Gösteriler ve tekbirlerle dini ibareler bulunan bayrağı Hükümet Konağı önündeki meydana dikmişlerdir. Toplanan halkı dağıtıp bu yobazları yakalamaya mesleği öğretmen olan Yedek Asteğmen Kubilay Bey'in askeri müfrezesi görevlendirilmiştir. Kubilay Bey, şakilere nasihatta bulunarak; yaptıklarının hatalı, sakıncalı ve kötü bir şey olduğunu belirterek vazgeçmelerini ve dağılmalarını söylemiştir. Şakiler buna mavzer kurşunu ile cevap vermişlerdir.

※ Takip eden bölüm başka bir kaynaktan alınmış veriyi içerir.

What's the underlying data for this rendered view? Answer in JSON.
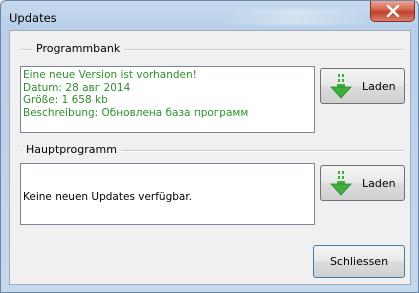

Kubilay Bey kendisini korumak için tabancasını çekmiş ise de, bir kurşunla yaralanarak yere düşmüş ve gözleri dönmüş canilerden biri, yaralı Kubilay Bey'in üstüne atılarak boğazından kesip başını gövdesinden ayırmıştır. Bu arada Hasan adlı fedakar bir mahalle bekçisini de şehit etmişlerdir.

Olay yerine yetişen askeri birlik ve jandarmalar şakilerin teslim olmalarını istemiştir. Bu isteği reddeden yobazlar ateşle karşılık vermişlerdir. Çatışma sonucu Derviş Mehmet ve iki arkadaşı vurularak, ikisi de yaralı ele geçirilmiştir. Diğer ikisi de iki gün sonra yakalanmıştır. Araştırma sonucu; olayın bölgesel bir nitelik taşımadığı, organize bir şebekenin düzenlediği, Cumhuriyet'i yıkmak amacını güden irticai ve siyasi bir hareket olduğu ortaya çıkmıştır. Bunun üzerine Hükümet, Menemen ilçesi ile Manisa ve Balıkesir illerinde bir ay süre ile sıkıyönetim ilan etmiştir. Yakalananlar muhakemeleri sonunda ağır cezalara çarptırılmışlardır.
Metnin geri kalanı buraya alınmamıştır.